Tips for clueing into your career interests

December 18, 2017

As a legal recruitment consultant, I often meet with law students and law firm partners alike who feel they have no sense of direction or purpose in their careers. The legal profession regularly attracts those who seek options, but aren’t exactly sure what they want to make of themselves. If you feel completely lost about your career trajectory or purpose and find your obvious options uninspiring, you aren’t alone. The key to getting on the right track is to confirm as many clues, internally and externally, about your interests and strengths in order to redefine your vision.

For internal clues, visualize what you enjoy doing on a day-to-day basis. Break each task or responsibility down to the core essence of what excites you, so you can examine your strengths and tendencies. For instance, do you enjoy building consensus with people or do you prefer advocating strongly for one side? For me, at a time I felt lost in my career, I boiled down my key interest to “connecting people”. Whatever I was going to do, be it in the law or elsewhere, I knew I would be making an impact by connecting people. Eventually, this lead to my career in legal professionals’ recruitment.

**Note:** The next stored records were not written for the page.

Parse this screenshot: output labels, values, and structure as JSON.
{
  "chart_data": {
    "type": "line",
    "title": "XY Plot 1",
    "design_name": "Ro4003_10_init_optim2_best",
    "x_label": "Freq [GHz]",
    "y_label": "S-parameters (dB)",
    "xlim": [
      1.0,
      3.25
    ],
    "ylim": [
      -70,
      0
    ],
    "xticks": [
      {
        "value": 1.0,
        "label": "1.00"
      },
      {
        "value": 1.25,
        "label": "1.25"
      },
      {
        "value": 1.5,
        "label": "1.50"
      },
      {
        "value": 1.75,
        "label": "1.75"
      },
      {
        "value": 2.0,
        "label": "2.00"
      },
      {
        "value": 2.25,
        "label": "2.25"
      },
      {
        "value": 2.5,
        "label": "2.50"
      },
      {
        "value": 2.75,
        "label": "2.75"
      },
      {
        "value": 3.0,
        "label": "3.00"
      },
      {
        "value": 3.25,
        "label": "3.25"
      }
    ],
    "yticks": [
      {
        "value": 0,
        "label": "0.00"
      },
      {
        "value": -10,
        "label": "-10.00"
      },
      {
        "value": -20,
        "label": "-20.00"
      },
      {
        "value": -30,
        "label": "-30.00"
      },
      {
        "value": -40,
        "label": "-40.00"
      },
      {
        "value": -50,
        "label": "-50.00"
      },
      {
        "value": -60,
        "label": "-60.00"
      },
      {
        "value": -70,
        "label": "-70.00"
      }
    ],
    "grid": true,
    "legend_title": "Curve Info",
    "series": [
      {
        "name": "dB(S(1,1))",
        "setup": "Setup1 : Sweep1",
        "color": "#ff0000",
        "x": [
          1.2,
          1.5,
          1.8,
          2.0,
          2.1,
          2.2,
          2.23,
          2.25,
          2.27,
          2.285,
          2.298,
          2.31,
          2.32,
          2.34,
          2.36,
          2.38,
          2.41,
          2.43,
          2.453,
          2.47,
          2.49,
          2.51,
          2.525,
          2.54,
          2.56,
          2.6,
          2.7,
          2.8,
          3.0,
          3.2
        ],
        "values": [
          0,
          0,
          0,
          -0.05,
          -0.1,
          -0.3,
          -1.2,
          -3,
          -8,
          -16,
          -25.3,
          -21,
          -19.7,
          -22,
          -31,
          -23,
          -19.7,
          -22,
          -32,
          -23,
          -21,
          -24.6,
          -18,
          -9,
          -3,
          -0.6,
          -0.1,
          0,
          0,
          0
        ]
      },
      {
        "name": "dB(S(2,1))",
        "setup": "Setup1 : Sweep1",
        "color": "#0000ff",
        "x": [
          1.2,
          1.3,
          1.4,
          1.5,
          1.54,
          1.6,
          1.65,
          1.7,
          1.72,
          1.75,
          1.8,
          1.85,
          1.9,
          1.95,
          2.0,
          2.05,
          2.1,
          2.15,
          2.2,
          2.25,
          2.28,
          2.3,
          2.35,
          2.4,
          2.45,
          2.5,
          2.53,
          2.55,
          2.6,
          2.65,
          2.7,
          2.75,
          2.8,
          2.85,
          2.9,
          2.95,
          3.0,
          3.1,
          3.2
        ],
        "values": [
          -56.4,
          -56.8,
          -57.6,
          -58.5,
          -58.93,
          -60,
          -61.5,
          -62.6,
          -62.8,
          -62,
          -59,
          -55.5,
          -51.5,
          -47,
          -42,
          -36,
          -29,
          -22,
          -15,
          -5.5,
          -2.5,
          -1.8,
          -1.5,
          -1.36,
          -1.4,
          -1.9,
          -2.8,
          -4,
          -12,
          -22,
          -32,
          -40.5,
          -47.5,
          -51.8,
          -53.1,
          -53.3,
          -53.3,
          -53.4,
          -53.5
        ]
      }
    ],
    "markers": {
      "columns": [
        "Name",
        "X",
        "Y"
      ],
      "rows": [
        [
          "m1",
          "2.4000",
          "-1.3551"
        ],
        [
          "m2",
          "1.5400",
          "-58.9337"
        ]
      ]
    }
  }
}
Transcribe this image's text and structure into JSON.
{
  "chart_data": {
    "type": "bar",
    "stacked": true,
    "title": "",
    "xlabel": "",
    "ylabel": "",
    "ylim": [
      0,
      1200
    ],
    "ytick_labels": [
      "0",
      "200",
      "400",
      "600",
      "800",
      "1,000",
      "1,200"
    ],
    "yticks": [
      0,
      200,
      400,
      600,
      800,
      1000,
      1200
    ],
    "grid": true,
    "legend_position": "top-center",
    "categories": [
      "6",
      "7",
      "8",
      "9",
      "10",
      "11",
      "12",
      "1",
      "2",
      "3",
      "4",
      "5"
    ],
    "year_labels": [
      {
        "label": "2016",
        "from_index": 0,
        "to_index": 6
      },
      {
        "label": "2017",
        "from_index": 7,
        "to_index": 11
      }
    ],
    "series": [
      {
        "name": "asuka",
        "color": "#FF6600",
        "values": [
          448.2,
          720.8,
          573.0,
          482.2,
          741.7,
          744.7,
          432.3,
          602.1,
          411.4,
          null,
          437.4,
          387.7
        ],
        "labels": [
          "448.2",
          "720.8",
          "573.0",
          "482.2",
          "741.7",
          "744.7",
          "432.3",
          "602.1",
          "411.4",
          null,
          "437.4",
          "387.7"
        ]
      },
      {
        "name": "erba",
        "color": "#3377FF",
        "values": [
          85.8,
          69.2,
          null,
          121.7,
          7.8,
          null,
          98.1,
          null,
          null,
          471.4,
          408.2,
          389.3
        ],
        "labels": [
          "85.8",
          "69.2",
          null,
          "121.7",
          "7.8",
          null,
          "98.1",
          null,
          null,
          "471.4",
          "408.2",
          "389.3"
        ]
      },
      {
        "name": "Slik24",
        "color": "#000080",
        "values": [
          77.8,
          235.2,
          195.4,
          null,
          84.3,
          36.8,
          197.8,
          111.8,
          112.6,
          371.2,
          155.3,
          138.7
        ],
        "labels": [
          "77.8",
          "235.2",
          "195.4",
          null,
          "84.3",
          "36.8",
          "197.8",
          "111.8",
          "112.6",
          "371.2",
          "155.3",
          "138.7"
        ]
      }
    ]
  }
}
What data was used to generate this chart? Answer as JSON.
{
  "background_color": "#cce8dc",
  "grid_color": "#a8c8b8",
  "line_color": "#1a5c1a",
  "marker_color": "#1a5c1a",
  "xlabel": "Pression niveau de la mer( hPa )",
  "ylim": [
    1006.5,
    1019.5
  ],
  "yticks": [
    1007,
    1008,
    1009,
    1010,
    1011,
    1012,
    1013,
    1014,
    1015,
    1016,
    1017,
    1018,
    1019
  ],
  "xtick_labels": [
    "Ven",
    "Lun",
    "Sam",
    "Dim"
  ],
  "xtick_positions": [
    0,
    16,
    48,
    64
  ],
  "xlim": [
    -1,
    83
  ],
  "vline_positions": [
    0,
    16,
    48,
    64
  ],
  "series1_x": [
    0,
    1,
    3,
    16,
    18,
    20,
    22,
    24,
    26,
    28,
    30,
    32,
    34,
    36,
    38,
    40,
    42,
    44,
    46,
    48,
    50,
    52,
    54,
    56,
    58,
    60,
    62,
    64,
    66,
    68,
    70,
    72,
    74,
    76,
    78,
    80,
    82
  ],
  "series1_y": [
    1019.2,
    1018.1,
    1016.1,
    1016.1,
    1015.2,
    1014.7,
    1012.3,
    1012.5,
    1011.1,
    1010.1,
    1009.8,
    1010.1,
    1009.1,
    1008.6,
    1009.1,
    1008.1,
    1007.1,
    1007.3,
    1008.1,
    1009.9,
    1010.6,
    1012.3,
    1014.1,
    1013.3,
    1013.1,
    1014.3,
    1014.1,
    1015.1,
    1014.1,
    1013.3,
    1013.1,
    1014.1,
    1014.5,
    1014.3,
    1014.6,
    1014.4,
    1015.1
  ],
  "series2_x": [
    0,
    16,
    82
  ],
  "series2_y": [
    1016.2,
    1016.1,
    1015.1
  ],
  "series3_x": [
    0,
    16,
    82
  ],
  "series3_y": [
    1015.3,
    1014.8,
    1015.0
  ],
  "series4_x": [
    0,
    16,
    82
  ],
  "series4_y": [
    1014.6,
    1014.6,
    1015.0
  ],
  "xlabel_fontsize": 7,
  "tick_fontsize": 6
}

Distilling your interests, and distilling them even further, can be a very helpful exercise in helping you understand your key drivers. Tools such as CliftonStrengths (formerly StrengthsFinder) and SDI are also very powerful tools in your introspective investigation — even if you have used these tools in the past, your interests can evolve over time, so it may be helpful to retake these periodically.

Externally, while any individual job posting might not exactly fulfill all of your interests, you might still find clues in any given job description. Widely consider a broad range of reasonably interesting postings and take note and make a list of all of the responsibilities that motivate you. Also, make sure to note the opposite–what are the things you absolutely cannot accept in a career? As you review more and more job descriptions and build your interests inventory, hopefully you will be able to form an outline of your ideal role responsibilities.